If you choose the guided tour, you can visit Anne Frank’s house to learn about her life and that of her family, the horrors experienced by thousands of Jews during the war, and visit Amsterdam’s Jewish quarter. Visitors move from room to room, where photos, objects, posters and postcards hang on the walls. A visit to the Anne Frank Museum is not only a tribute to the Frank family, but also an invitation to take a stand against all forms of persecution and discrimination.

How to visit the Anne Frank Museum

Due to the large number of visitors, we recommend that you book your ticket at least two months in advance. For this, it’s best to book your ticket online, on the official website. A tour guide is available in six languages: English, Spanish, Dutch, French, Hebrew and Italian.

The museum rates are :

  • Adults: €10,
  • Children aged 10-17: €5,
  • Children under 9: free,
  • Electronic ticket surcharge: €0.50.

To buy your tickets, visit the official Anne Frank Museum website.

After your visit to the museum, take a guided tour of the Anne Frank district (€27.5).

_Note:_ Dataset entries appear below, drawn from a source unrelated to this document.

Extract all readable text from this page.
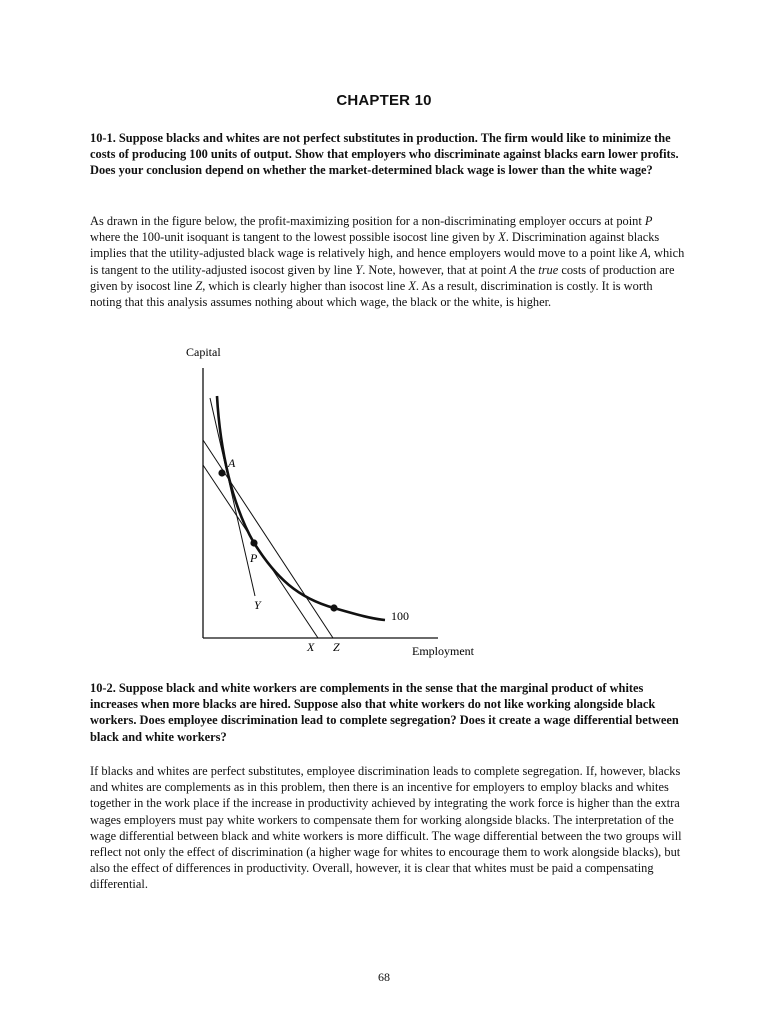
CHAPTER 10
10-1. Suppose blacks and whites are not perfect substitutes in production. The firm would like to minimize the costs of producing 100 units of output. Show that employers who discriminate against blacks earn lower profits. Does your conclusion depend on whether the market-determined black wage is lower than the white wage?
As drawn in the figure below, the profit-maximizing position for a non-discriminating employer occurs at point P where the 100-unit isoquant is tangent to the lowest possible isocost line given by X. Discrimination against blacks implies that the utility-adjusted black wage is relatively high, and hence employers would move to a point like A, which is tangent to the utility-adjusted isocost given by line Y. Note, however, that at point A the true costs of production are given by isocost line Z, which is clearly higher than isocost line X. As a result, discrimination is costly. It is worth noting that this analysis assumes nothing about which wage, the black or the white, is higher.
Capital
Employment
A
P
Y
X Z
100
10-2. Suppose black and white workers are complements in the sense that the marginal product of whites increases when more blacks are hired. Suppose also that white workers do not like working alongside black workers. Does employee discrimination lead to complete segregation? Does it create a wage differential between black and white workers?
If blacks and whites are perfect substitutes, employee discrimination leads to complete segregation. If, however, blacks and whites are complements as in this problem, then there is an incentive for employers to employ blacks and whites together in the work place if the increase in productivity achieved by integrating the work force is higher than the extra wages employers must pay white workers to compensate them for working alongside blacks. The interpretation of the wage differential between black and white workers is more difficult. The wage differential between the two groups will reflect not only the effect of discrimination (a higher wage for whites to encourage them to work alongside blacks), but also the effect of differences in productivity. Overall, however, it is clear that whites must be paid a compensating differential.
68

The museum’s opening hours are :

  • April 1 to November 1: daily, 9 a.m. to 10 p.m,
  • November 1 to April 1: daily, 9 am to 7 pm,
  • January 1st: from 12pm to 10pm,
  • May 4: 9 a.m. to 7 p.m,
  • June, July, August: 8:30 a.m. to 10 p.m,
  • September 18: 9 a.m. to 7 p.m,
  • September 19: closed (Yom Kippur),
  • November 3: 9 a.m. to 6 p.m,
  • December 25 and 31: 9 a.m. to 5 p.m.

How to get to the Anne Frank Museum:

Access to the Anne Frank Museum is by streetcar, lines 13, 14 or 17, or by bus 170, 172 or 174: get off at the Westermarkt stop.